RUN cp /etc/spark2/conf/yarn-conf/hive-site.xml /etc/spark2/conf/

Scroll down to the Pre Run Script field and add the following lines.

cat /etc/spark2/spark-defaults.conf >> /etc/spark2/conf/spark-defaults.conf
sed -i.bak '/spark.ui.port\=0/d' /etc/spark2/conf/spark-defaults.conf

Scroll down and click Advanced to expand additional fields. Add the following line to the Post Setup Script field.
```
echo "export YARN_CONF_DIR=/etc/hadoop/conf" >> /home/ubuntu/.bashrc
```
Click Build when finished editing the Dockerfile instructions. If the build completes successfully, you are ready to try using the environment.

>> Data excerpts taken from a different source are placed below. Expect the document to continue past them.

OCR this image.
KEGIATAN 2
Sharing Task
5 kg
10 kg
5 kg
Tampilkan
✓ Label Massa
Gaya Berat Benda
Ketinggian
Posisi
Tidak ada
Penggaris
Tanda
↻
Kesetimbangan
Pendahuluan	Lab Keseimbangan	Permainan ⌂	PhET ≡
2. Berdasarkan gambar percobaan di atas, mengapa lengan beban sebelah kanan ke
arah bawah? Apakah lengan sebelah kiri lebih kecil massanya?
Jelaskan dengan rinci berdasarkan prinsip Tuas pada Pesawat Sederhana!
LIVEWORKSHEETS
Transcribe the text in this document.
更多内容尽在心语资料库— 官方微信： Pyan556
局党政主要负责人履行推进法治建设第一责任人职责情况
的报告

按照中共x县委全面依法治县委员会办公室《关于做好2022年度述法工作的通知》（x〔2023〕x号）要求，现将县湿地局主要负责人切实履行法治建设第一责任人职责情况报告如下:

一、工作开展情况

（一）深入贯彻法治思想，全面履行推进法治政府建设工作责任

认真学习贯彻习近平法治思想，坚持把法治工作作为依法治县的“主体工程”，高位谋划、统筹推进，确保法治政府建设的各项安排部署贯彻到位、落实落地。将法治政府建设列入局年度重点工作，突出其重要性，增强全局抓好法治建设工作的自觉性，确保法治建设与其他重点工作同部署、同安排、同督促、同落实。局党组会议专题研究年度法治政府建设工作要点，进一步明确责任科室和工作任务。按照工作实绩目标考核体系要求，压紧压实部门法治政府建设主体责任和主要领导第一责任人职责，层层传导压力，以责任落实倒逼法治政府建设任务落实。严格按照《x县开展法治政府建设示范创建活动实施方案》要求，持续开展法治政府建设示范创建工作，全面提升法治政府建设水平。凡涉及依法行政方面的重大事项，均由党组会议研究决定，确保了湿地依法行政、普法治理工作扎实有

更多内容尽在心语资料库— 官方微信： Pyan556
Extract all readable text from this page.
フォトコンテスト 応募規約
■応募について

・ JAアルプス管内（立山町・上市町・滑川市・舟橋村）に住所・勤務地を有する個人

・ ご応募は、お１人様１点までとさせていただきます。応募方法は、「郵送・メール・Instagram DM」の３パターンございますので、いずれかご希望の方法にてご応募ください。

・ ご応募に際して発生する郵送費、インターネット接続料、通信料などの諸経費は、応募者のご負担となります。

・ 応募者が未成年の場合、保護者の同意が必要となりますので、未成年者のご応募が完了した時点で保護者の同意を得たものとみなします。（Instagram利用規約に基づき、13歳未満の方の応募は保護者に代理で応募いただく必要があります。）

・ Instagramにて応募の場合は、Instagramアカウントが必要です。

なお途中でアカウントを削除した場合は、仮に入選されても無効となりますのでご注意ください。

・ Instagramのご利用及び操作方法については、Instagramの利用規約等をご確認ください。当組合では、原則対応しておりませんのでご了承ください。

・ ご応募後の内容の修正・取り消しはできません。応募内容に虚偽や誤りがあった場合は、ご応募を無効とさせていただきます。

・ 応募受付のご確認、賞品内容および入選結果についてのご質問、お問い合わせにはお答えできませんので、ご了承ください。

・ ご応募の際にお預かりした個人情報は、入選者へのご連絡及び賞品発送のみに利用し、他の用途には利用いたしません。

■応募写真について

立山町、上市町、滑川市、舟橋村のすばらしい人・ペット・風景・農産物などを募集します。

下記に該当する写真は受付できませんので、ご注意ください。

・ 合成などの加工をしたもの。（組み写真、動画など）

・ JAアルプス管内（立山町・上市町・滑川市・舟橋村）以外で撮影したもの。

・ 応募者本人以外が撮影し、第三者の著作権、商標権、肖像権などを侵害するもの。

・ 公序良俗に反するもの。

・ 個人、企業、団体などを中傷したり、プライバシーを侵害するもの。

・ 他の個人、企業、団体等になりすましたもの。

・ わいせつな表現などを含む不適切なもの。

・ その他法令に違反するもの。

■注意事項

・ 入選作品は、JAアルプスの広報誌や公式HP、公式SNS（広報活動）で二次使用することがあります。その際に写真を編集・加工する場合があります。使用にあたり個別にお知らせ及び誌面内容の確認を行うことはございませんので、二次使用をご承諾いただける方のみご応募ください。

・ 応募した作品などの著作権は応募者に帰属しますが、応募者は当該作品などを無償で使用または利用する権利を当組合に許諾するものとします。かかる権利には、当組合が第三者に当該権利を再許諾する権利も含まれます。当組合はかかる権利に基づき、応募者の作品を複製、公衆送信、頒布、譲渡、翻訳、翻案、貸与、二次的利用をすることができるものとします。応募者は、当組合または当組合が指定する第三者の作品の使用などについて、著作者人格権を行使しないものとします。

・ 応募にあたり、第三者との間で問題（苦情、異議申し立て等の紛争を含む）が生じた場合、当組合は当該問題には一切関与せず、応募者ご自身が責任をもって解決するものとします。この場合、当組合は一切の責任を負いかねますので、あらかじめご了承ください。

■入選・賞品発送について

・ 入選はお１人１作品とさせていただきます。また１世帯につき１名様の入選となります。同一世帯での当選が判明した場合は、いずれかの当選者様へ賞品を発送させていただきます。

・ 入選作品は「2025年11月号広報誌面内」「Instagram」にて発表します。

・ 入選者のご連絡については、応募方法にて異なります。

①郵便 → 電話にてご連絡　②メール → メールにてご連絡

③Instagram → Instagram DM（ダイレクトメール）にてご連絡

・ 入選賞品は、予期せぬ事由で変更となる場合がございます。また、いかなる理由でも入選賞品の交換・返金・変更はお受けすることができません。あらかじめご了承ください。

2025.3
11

Configure a Domino project for use with a CDH5 cluster

This procedure assumes that an environment with the necessary client software has been created according to the instructions above. Ask your Domino admin for access to such an environment.

Open the Domino project you want to use with your CDH5 cluster, then click Settings from the project menu.
On the Integrations tab, click to select YARN integration from the Apache Spark panel, then click Save. You do not need to edit any of the fields in this section.
If your cluster uses Kerberos authentication, you can configure credentials at the user level or project level. Do so before attempting to use the environment. Note that if you followed the instructions above on creating your environment, your Kerberos configuration file has already been added to it.
On the Hardware & Environment tab, change the project default environment to the one with the cluster’s binaries and configurations files installed.

You are now ready to start Runs from this project that interact with your CDH5 cluster.